U.S. Rep. Allen Boyd (D-FL) helped acquire the two-year grant, which begins in July 2008. The grant continues work begun in 2003 and will help fund salaries for researchers and graduate students at FSU and five other universities that together make up the Southeast Climate Consortium (SECC).
"As a fifth-generation farmer, I know how useful the information provided by climate forecasting can be, and I applaud FSU for being at the forefront of this issue through their beneficial research," Boyd said. "Climate variability and climate extremes can cost the agriculture industry billions of dollars in a single year. Knowing this information ahead of time gives farmers the opportunity to decide which crops to plant in an upcoming season. I am proud to support the high quality work and research on climate forecasting under way at FSU."

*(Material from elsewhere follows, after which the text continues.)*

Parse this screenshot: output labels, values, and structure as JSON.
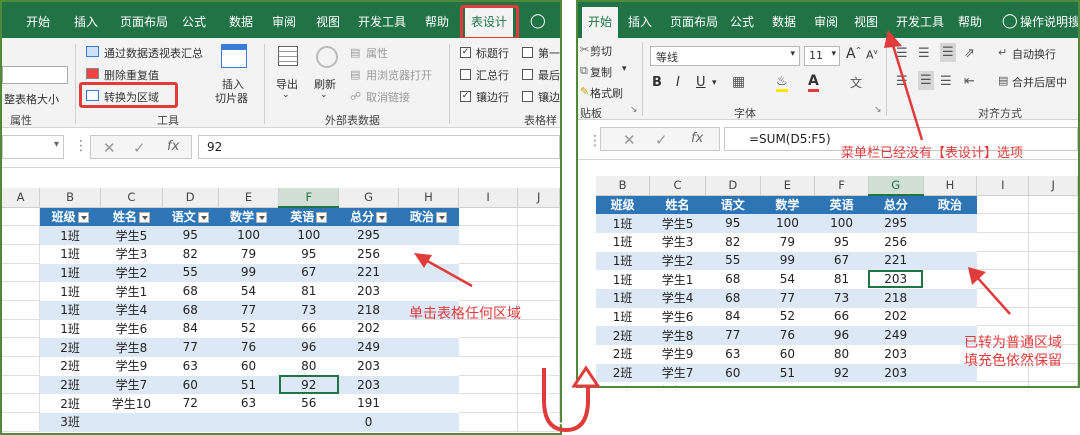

FSU scientists have cooperative investigators at the University of Florida, University of Miami, University of Georgia, Auburn University and the University of Alabama in Huntsville, collectively called the Southeast Climate Consortium (SECC). James O’Brien, Emeritus Robert O. Lawton Professor of Meteorology and Oceanography, leads the FSU team.
"Climate variability in the southeastern states is largely determined by El Niño and La Niña," O’Brien said. "By understanding how these oceanic phenomena can predict climate over the southern states, we can advise farmers through the extension services to change planting practices and varieties so that they can make more money."
For example, in September 2007 the first La Nina watch was issued to advise the winter hay farmers that a drought was expected. If irrigation was not an option, then the odds of a cash crop for forage farmers was very unlikely.
Farmers throughout the region rely on the short-term climate forecasts by SECC to make decisions on peanuts, cotton, corn and strawberries, among other crops. SECC has a Web site, www.agclimate.org, that provides climate and crop predictions for each county in Florida, Georgia and Alabama.
At FSU, the research is conducted at the Center For Ocean Atmospheric Prediction Studies (COAPS) in the R.M. Johnson Building at Innovation Park. COAPS houses nearly 50 scientists, technical and administration staff, and students. COAPS conducts research in climate modeling, ocean modeling, quality control of weather data from ships, satellite oceanography and short-term climate forecasting.